On projects bid over a longer term, “the increase in pay rates comes right off the bottom line.” He says that workers who left for higher paying oilfield sector jobs are not returning even with that sector’s downturn.

But falling oil prices don’t appear to be hurting the outlook for Pipeliners Union Local 798 bargaining in 2017, says Daniel C. Hendrix, business manager of the Tulsa-based union. “We are still blessed with an abundance of work opportunities,” he says. “I feel very positive that when negotiations begin, we will be in a strong position... with at least improvements equal to or better than what was achieved last term,” which included 3% annual wage hikes.

Hendrix says lower oil prices “will actually push clients to find the most economical way to transport the product, which is pipelines.”

Recent analysis shows improved wage and fringe packages for union labor, although at a more modest rate. In September, the Construction Labor Research Council reported that the average bargaining settlement during the first half of 2015 resulted in a first-year increase of 2.5%, with second and third-year hikes each at 2.6%.

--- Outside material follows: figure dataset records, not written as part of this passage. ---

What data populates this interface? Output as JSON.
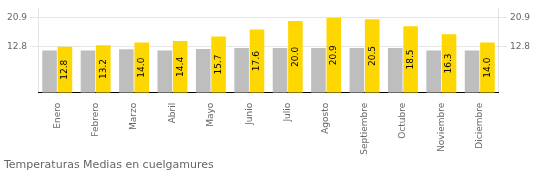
{
  "chart_data": {
    "type": "bar",
    "title": "Temperaturas Medias en cuelgamures",
    "categories": [
      "Enero",
      "Febrero",
      "Marzo",
      "Abril",
      "Mayo",
      "Junio",
      "Julio",
      "Agosto",
      "Septiembre",
      "Octubre",
      "Noviembre",
      "Diciembre"
    ],
    "series": [
      {
        "color": "#BEBEBE",
        "values": [
          11.8,
          11.8,
          12.1,
          11.8,
          12.2,
          12.5,
          12.5,
          12.5,
          12.5,
          12.5,
          11.8,
          11.8
        ]
      },
      {
        "color": "#FFD700",
        "values": [
          12.8,
          13.2,
          14.0,
          14.4,
          15.7,
          17.6,
          20.0,
          20.9,
          20.5,
          18.5,
          16.3,
          14.0
        ],
        "data_labels": true,
        "value_labels": [
          "12.8",
          "13.2",
          "14.0",
          "14.4",
          "15.7",
          "17.6",
          "20.0",
          "20.9",
          "20.5",
          "18.5",
          "16.3",
          "14.0"
        ]
      }
    ],
    "ylim": [
      0,
      23.5
    ],
    "yticks": [
      12.8,
      20.9
    ],
    "y2lim": [
      0,
      23.5
    ],
    "y2ticks": [
      12.8,
      20.9
    ],
    "grid": true
  }
}
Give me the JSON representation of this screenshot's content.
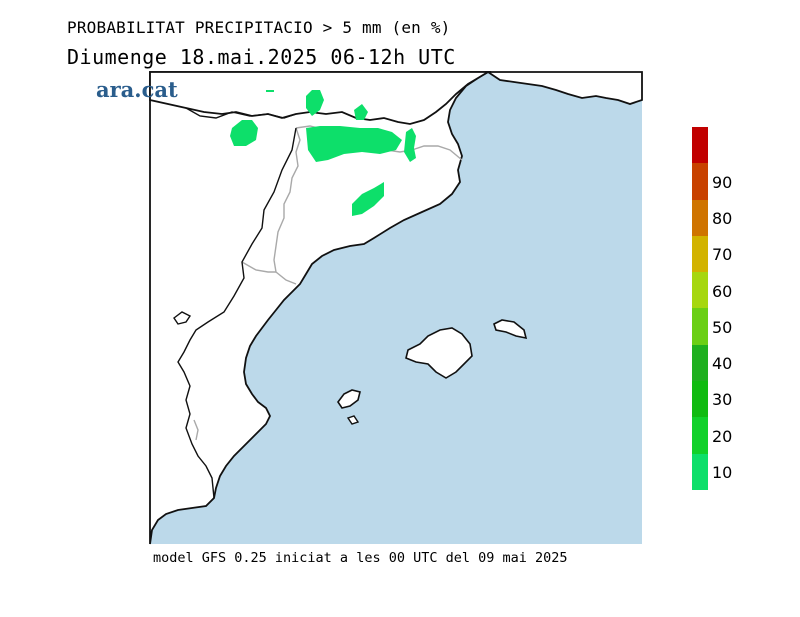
{
  "header": {
    "title": "PROBABILITAT PRECIPITACIO > 5 mm (en %)",
    "subtitle": "Diumenge  18.mai.2025 06-12h UTC",
    "logo_text": "ara.cat"
  },
  "footer": {
    "model_info": "model GFS 0.25 iniciat a les 00 UTC del 09 mai 2025"
  },
  "colors": {
    "sea": "#bcd9ea",
    "land": "#ffffff",
    "coast": "#111111",
    "border": "#a9a9a9",
    "precip_10_20": "#0ddf6a"
  },
  "legend": {
    "bins": [
      {
        "from": 10,
        "to": 20,
        "color": "#0ddf6a"
      },
      {
        "from": 20,
        "to": 30,
        "color": "#11d12a"
      },
      {
        "from": 30,
        "to": 40,
        "color": "#10bb10"
      },
      {
        "from": 40,
        "to": 50,
        "color": "#1fb01f"
      },
      {
        "from": 50,
        "to": 60,
        "color": "#6bcf15"
      },
      {
        "from": 60,
        "to": 70,
        "color": "#a6d70f"
      },
      {
        "from": 70,
        "to": 80,
        "color": "#d2b300"
      },
      {
        "from": 80,
        "to": 90,
        "color": "#cf7400"
      },
      {
        "from": 90,
        "to": 100,
        "color": "#c84200"
      },
      {
        "from": 100,
        "to": 110,
        "color": "#c10000"
      }
    ],
    "labels": [
      "10",
      "20",
      "30",
      "40",
      "50",
      "60",
      "70",
      "80",
      "90"
    ]
  }
}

By comparison, average first-year increases were 2.3% in 2014 and 2.2% in 2013. “We haven’t seen a big jump [in settlements] occurring yet,” says Carey Peters, its executive director. “There’s been a steady increase since 2011, when the average was 1.7%.”

Confidence in the construction market’s long-term stability also is reflected in recent settlements, Peters says. “During the beginning of the downturn in 2008, contract lengths got shorter—that was a very prominent theme,” he says. “There were more and more one-year contracts, but that trend has now reversed. It’s getting closer to what it was in 2007, but still short of that.”

On the Horizon

The CLRC findings mirror those seen in California. Robbie Hunter, president of the State Building & Construction Trades Council of California, says most union trades in the state are seeing increases of 2.5% to 2.89%. “That’s coming off six years with contract periods that had no pay raise at all,” he says. “Just about all of the trades did a one-year deal two years ago, They could see the work coming on the horizon, but it just wasn’t there yet.”

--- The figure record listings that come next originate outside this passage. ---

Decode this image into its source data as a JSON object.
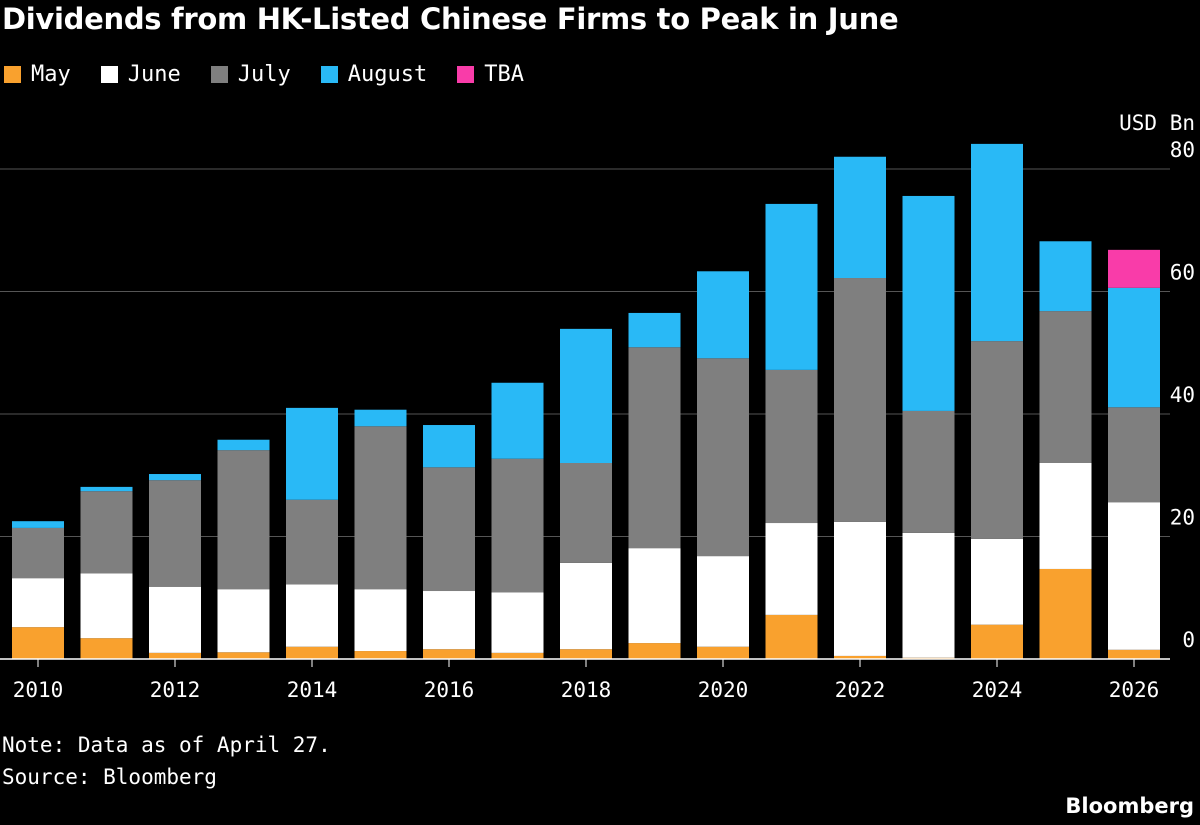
{
  "chart_data": {
    "type": "bar",
    "stacked": true,
    "title": "Dividends from HK-Listed Chinese Firms to Peak in June",
    "ylabel": "USD Bn",
    "ylim": [
      0,
      80
    ],
    "yticks": [
      0,
      20,
      40,
      60,
      80
    ],
    "grid": true,
    "legend_position": "top-left",
    "categories": [
      "2010",
      "2011",
      "2012",
      "2013",
      "2014",
      "2015",
      "2016",
      "2017",
      "2018",
      "2019",
      "2020",
      "2021",
      "2022",
      "2023",
      "2024",
      "2025",
      "2026"
    ],
    "xtick_labels": [
      "2010",
      "2012",
      "2014",
      "2016",
      "2018",
      "2020",
      "2022",
      "2024",
      "2026"
    ],
    "series": [
      {
        "name": "May",
        "color": "#f9a12e",
        "values": [
          5.2,
          3.4,
          1.0,
          1.1,
          2.0,
          1.3,
          1.6,
          1.0,
          1.6,
          2.6,
          2.0,
          7.2,
          0.5,
          0.2,
          5.6,
          14.7,
          1.5
        ]
      },
      {
        "name": "June",
        "color": "#ffffff",
        "values": [
          8.0,
          10.6,
          10.8,
          10.3,
          10.2,
          10.1,
          9.5,
          9.9,
          14.1,
          15.5,
          14.8,
          15.0,
          21.9,
          20.4,
          14.0,
          17.3,
          24.1
        ]
      },
      {
        "name": "July",
        "color": "#7f7f7f",
        "values": [
          8.2,
          13.4,
          17.4,
          22.7,
          13.8,
          26.6,
          20.2,
          21.8,
          16.3,
          32.8,
          32.3,
          25.0,
          39.8,
          19.9,
          32.3,
          24.8,
          15.5
        ]
      },
      {
        "name": "August",
        "color": "#29b9f6",
        "values": [
          1.1,
          0.7,
          1.0,
          1.7,
          15.0,
          2.7,
          6.9,
          12.4,
          21.9,
          5.6,
          14.2,
          27.1,
          19.8,
          35.1,
          32.2,
          11.4,
          19.5
        ]
      },
      {
        "name": "TBA",
        "color": "#f93ca9",
        "values": [
          0,
          0,
          0,
          0,
          0,
          0,
          0,
          0,
          0,
          0,
          0,
          0,
          0,
          0,
          0,
          0,
          6.2
        ]
      }
    ]
  },
  "note": "Note: Data as of April 27.",
  "source": "Source: Bloomberg",
  "brand": "Bloomberg"
}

Mark Breslin, CEO of the Bay Area union heavy-highway contractors’ group United Contractors, says “unions are not experiencing completely empty halls, but near enough.” He notes booming activity in San Francisco and its environs “fueled by tech investment and a resurgence of housing and pricing on a regional basis.”

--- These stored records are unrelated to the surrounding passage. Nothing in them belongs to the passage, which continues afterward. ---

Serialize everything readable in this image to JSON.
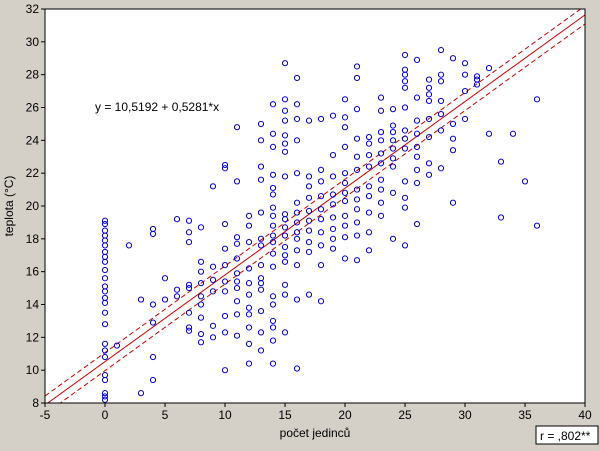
{
  "chart_data": {
    "type": "scatter",
    "xlabel": "počet jedinců",
    "ylabel": "teplota (°C)",
    "xlim": [
      -5,
      40
    ],
    "ylim": [
      8,
      32
    ],
    "xticks": [
      "-5",
      "0",
      "5",
      "10",
      "15",
      "20",
      "25",
      "30",
      "35",
      "40"
    ],
    "yticks": [
      "8",
      "10",
      "12",
      "14",
      "16",
      "18",
      "20",
      "22",
      "24",
      "26",
      "28",
      "30",
      "32"
    ],
    "grid": false,
    "equation": "y = 10,5192 + 0,5281*x",
    "stats_label": "r = ,802**",
    "regression": {
      "intercept": 10.5192,
      "slope": 0.5281
    },
    "confidence_band_offset": 0.55,
    "colors": {
      "points": "#0000cc",
      "line": "#cc0000",
      "background": "#ffffff",
      "frame": "#d4d0c8"
    },
    "series": [
      {
        "points": [
          [
            0,
            8.2
          ],
          [
            0,
            8.4
          ],
          [
            0,
            8.6
          ],
          [
            0,
            9.4
          ],
          [
            0,
            9.7
          ],
          [
            0,
            10.8
          ],
          [
            0,
            11.2
          ],
          [
            0,
            11.6
          ],
          [
            0,
            12.8
          ],
          [
            0,
            13.5
          ],
          [
            0,
            14.1
          ],
          [
            0,
            14.4
          ],
          [
            0,
            14.8
          ],
          [
            0,
            15.1
          ],
          [
            0,
            15.6
          ],
          [
            0,
            16.1
          ],
          [
            0,
            16.6
          ],
          [
            0,
            16.9
          ],
          [
            0,
            17.2
          ],
          [
            0,
            17.6
          ],
          [
            0,
            17.9
          ],
          [
            0,
            18.2
          ],
          [
            0,
            18.5
          ],
          [
            0,
            18.9
          ],
          [
            0,
            19.1
          ],
          [
            1,
            11.5
          ],
          [
            2,
            17.6
          ],
          [
            3,
            8.6
          ],
          [
            3,
            14.3
          ],
          [
            4,
            9.4
          ],
          [
            4,
            10.8
          ],
          [
            4,
            12.9
          ],
          [
            4,
            14.0
          ],
          [
            4,
            18.3
          ],
          [
            4,
            18.6
          ],
          [
            5,
            14.3
          ],
          [
            5,
            15.6
          ],
          [
            6,
            14.5
          ],
          [
            6,
            14.9
          ],
          [
            6,
            19.2
          ],
          [
            7,
            12.4
          ],
          [
            7,
            12.6
          ],
          [
            7,
            13.5
          ],
          [
            7,
            15.0
          ],
          [
            7,
            15.2
          ],
          [
            7,
            17.8
          ],
          [
            7,
            18.4
          ],
          [
            7,
            19.1
          ],
          [
            8,
            11.7
          ],
          [
            8,
            12.2
          ],
          [
            8,
            13.2
          ],
          [
            8,
            14.0
          ],
          [
            8,
            14.5
          ],
          [
            8,
            15.3
          ],
          [
            8,
            16.0
          ],
          [
            8,
            16.6
          ],
          [
            8,
            18.7
          ],
          [
            9,
            12.0
          ],
          [
            9,
            12.7
          ],
          [
            9,
            14.8
          ],
          [
            9,
            15.5
          ],
          [
            9,
            16.3
          ],
          [
            9,
            21.2
          ],
          [
            10,
            10.0
          ],
          [
            10,
            12.3
          ],
          [
            10,
            13.3
          ],
          [
            10,
            14.8
          ],
          [
            10,
            15.4
          ],
          [
            10,
            16.4
          ],
          [
            10,
            17.4
          ],
          [
            10,
            18.9
          ],
          [
            10,
            22.3
          ],
          [
            10,
            22.5
          ],
          [
            11,
            12.1
          ],
          [
            11,
            13.4
          ],
          [
            11,
            14.2
          ],
          [
            11,
            15.0
          ],
          [
            11,
            15.4
          ],
          [
            11,
            15.9
          ],
          [
            11,
            16.8
          ],
          [
            11,
            17.7
          ],
          [
            11,
            18.1
          ],
          [
            11,
            21.5
          ],
          [
            11,
            24.8
          ],
          [
            12,
            10.4
          ],
          [
            12,
            11.6
          ],
          [
            12,
            12.6
          ],
          [
            12,
            13.4
          ],
          [
            12,
            13.8
          ],
          [
            12,
            14.6
          ],
          [
            12,
            15.3
          ],
          [
            12,
            16.2
          ],
          [
            12,
            17.8
          ],
          [
            12,
            18.8
          ],
          [
            12,
            19.4
          ],
          [
            13,
            11.2
          ],
          [
            13,
            12.3
          ],
          [
            13,
            13.6
          ],
          [
            13,
            14.9
          ],
          [
            13,
            15.3
          ],
          [
            13,
            15.6
          ],
          [
            13,
            16.4
          ],
          [
            13,
            17.6
          ],
          [
            13,
            18.0
          ],
          [
            13,
            19.6
          ],
          [
            13,
            21.6
          ],
          [
            13,
            22.4
          ],
          [
            13,
            24.0
          ],
          [
            13,
            25.0
          ],
          [
            14,
            10.4
          ],
          [
            14,
            11.8
          ],
          [
            14,
            12.6
          ],
          [
            14,
            13.0
          ],
          [
            14,
            14.0
          ],
          [
            14,
            14.5
          ],
          [
            14,
            16.3
          ],
          [
            14,
            17.1
          ],
          [
            14,
            17.8
          ],
          [
            14,
            18.2
          ],
          [
            14,
            18.8
          ],
          [
            14,
            19.4
          ],
          [
            14,
            19.9
          ],
          [
            14,
            20.7
          ],
          [
            14,
            21.1
          ],
          [
            14,
            21.9
          ],
          [
            14,
            23.6
          ],
          [
            14,
            24.4
          ],
          [
            14,
            26.2
          ],
          [
            15,
            12.3
          ],
          [
            15,
            14.6
          ],
          [
            15,
            15.2
          ],
          [
            15,
            16.6
          ],
          [
            15,
            17.0
          ],
          [
            15,
            17.5
          ],
          [
            15,
            18.2
          ],
          [
            15,
            18.7
          ],
          [
            15,
            19.2
          ],
          [
            15,
            19.5
          ],
          [
            15,
            21.8
          ],
          [
            15,
            23.3
          ],
          [
            15,
            23.8
          ],
          [
            15,
            24.3
          ],
          [
            15,
            25.2
          ],
          [
            15,
            25.8
          ],
          [
            15,
            26.5
          ],
          [
            15,
            28.7
          ],
          [
            16,
            10.1
          ],
          [
            16,
            14.3
          ],
          [
            16,
            16.4
          ],
          [
            16,
            17.3
          ],
          [
            16,
            18.0
          ],
          [
            16,
            18.4
          ],
          [
            16,
            19.0
          ],
          [
            16,
            19.6
          ],
          [
            16,
            20.2
          ],
          [
            16,
            22.0
          ],
          [
            16,
            24.0
          ],
          [
            16,
            25.3
          ],
          [
            16,
            26.2
          ],
          [
            16,
            27.8
          ],
          [
            17,
            14.6
          ],
          [
            17,
            17.2
          ],
          [
            17,
            17.8
          ],
          [
            17,
            18.5
          ],
          [
            17,
            19.1
          ],
          [
            17,
            19.7
          ],
          [
            17,
            20.5
          ],
          [
            17,
            21.2
          ],
          [
            17,
            21.8
          ],
          [
            17,
            25.2
          ],
          [
            18,
            14.2
          ],
          [
            18,
            16.4
          ],
          [
            18,
            17.6
          ],
          [
            18,
            18.4
          ],
          [
            18,
            19.2
          ],
          [
            18,
            19.8
          ],
          [
            18,
            20.6
          ],
          [
            18,
            21.5
          ],
          [
            18,
            22.2
          ],
          [
            18,
            25.3
          ],
          [
            19,
            17.4
          ],
          [
            19,
            18.0
          ],
          [
            19,
            18.6
          ],
          [
            19,
            19.3
          ],
          [
            19,
            20.1
          ],
          [
            19,
            20.7
          ],
          [
            19,
            21.8
          ],
          [
            19,
            23.1
          ],
          [
            19,
            25.5
          ],
          [
            20,
            16.8
          ],
          [
            20,
            18.1
          ],
          [
            20,
            18.8
          ],
          [
            20,
            19.4
          ],
          [
            20,
            20.3
          ],
          [
            20,
            20.8
          ],
          [
            20,
            21.4
          ],
          [
            20,
            22.0
          ],
          [
            20,
            23.6
          ],
          [
            20,
            24.8
          ],
          [
            20,
            25.4
          ],
          [
            20,
            26.5
          ],
          [
            21,
            16.7
          ],
          [
            21,
            18.2
          ],
          [
            21,
            19.0
          ],
          [
            21,
            19.8
          ],
          [
            21,
            20.4
          ],
          [
            21,
            21.0
          ],
          [
            21,
            22.2
          ],
          [
            21,
            23.0
          ],
          [
            21,
            24.1
          ],
          [
            21,
            25.9
          ],
          [
            21,
            27.8
          ],
          [
            21,
            28.5
          ],
          [
            22,
            17.3
          ],
          [
            22,
            18.4
          ],
          [
            22,
            19.6
          ],
          [
            22,
            20.6
          ],
          [
            22,
            21.2
          ],
          [
            22,
            22.4
          ],
          [
            22,
            23.1
          ],
          [
            22,
            23.8
          ],
          [
            22,
            24.2
          ],
          [
            23,
            19.4
          ],
          [
            23,
            20.2
          ],
          [
            23,
            21.0
          ],
          [
            23,
            21.6
          ],
          [
            23,
            22.6
          ],
          [
            23,
            23.2
          ],
          [
            23,
            24.0
          ],
          [
            23,
            24.5
          ],
          [
            23,
            25.8
          ],
          [
            23,
            26.6
          ],
          [
            24,
            18.0
          ],
          [
            24,
            20.8
          ],
          [
            24,
            22.4
          ],
          [
            24,
            22.9
          ],
          [
            24,
            23.5
          ],
          [
            24,
            24.0
          ],
          [
            24,
            24.5
          ],
          [
            24,
            24.9
          ],
          [
            24,
            25.9
          ],
          [
            25,
            17.6
          ],
          [
            25,
            19.9
          ],
          [
            25,
            20.5
          ],
          [
            25,
            21.5
          ],
          [
            25,
            23.5
          ],
          [
            25,
            24.1
          ],
          [
            25,
            24.6
          ],
          [
            25,
            26.0
          ],
          [
            25,
            27.2
          ],
          [
            25,
            27.6
          ],
          [
            25,
            28.0
          ],
          [
            25,
            28.3
          ],
          [
            25,
            29.2
          ],
          [
            26,
            18.9
          ],
          [
            26,
            21.4
          ],
          [
            26,
            22.2
          ],
          [
            26,
            23.0
          ],
          [
            26,
            23.6
          ],
          [
            26,
            24.4
          ],
          [
            26,
            25.2
          ],
          [
            26,
            26.6
          ],
          [
            26,
            28.9
          ],
          [
            27,
            21.9
          ],
          [
            27,
            22.6
          ],
          [
            27,
            24.2
          ],
          [
            27,
            25.3
          ],
          [
            27,
            26.4
          ],
          [
            27,
            26.8
          ],
          [
            27,
            27.2
          ],
          [
            27,
            27.7
          ],
          [
            28,
            22.3
          ],
          [
            28,
            24.6
          ],
          [
            28,
            25.6
          ],
          [
            28,
            26.4
          ],
          [
            28,
            27.6
          ],
          [
            28,
            28.0
          ],
          [
            28,
            29.5
          ],
          [
            29,
            20.2
          ],
          [
            29,
            23.4
          ],
          [
            29,
            24.1
          ],
          [
            29,
            25.0
          ],
          [
            29,
            29.0
          ],
          [
            30,
            25.3
          ],
          [
            30,
            27.0
          ],
          [
            30,
            28.0
          ],
          [
            30,
            28.7
          ],
          [
            31,
            27.4
          ],
          [
            31,
            27.7
          ],
          [
            31,
            27.9
          ],
          [
            32,
            24.4
          ],
          [
            32,
            28.4
          ],
          [
            33,
            19.3
          ],
          [
            33,
            22.7
          ],
          [
            34,
            24.4
          ],
          [
            35,
            21.5
          ],
          [
            36,
            18.8
          ],
          [
            36,
            26.5
          ]
        ]
      }
    ]
  }
}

"Tthe high-tech boom in Silicon Valley is an absolute game changer and doesn't look to be cooling off anytime soon," says Michael Ghilotti, president of heavy contractor Ghilotti Brothers Inc., San Rafael, Calif. "But the gorilla in the room is where the funding for public works is going to come from."

Hunter points out that costs related to health and benefits continue to factor heavily into union compensation. He says most of a recent three-year settlement with ironworkers with 3% annual increases, was earmarked for retirement and health. “Those members are seeing probably less than a dollar on their check,” he says.

Ghilotti also remains concerned about union pension fund unfunded liability, "the reason nonunion companies are hesitant to sign on." He sees open shop firms building market share in the Bay area in jobs under $1 million, "which can add up to big dollars."

CLRC’s Peters says that while many firms are reporting shortages, the severity varies. In a report the researchers did for The Association of Union Constructors, of the 52% of respondents reporting a union labor shortage in 2014, only 11% saw a significant one.

There are notable differences in some markets. In the first half of 2015, union labor pacts in the northwestern U.S. resulted in an average first-year increase of 2.9%, compared to 1.4% in the southeastern states, says CLRC.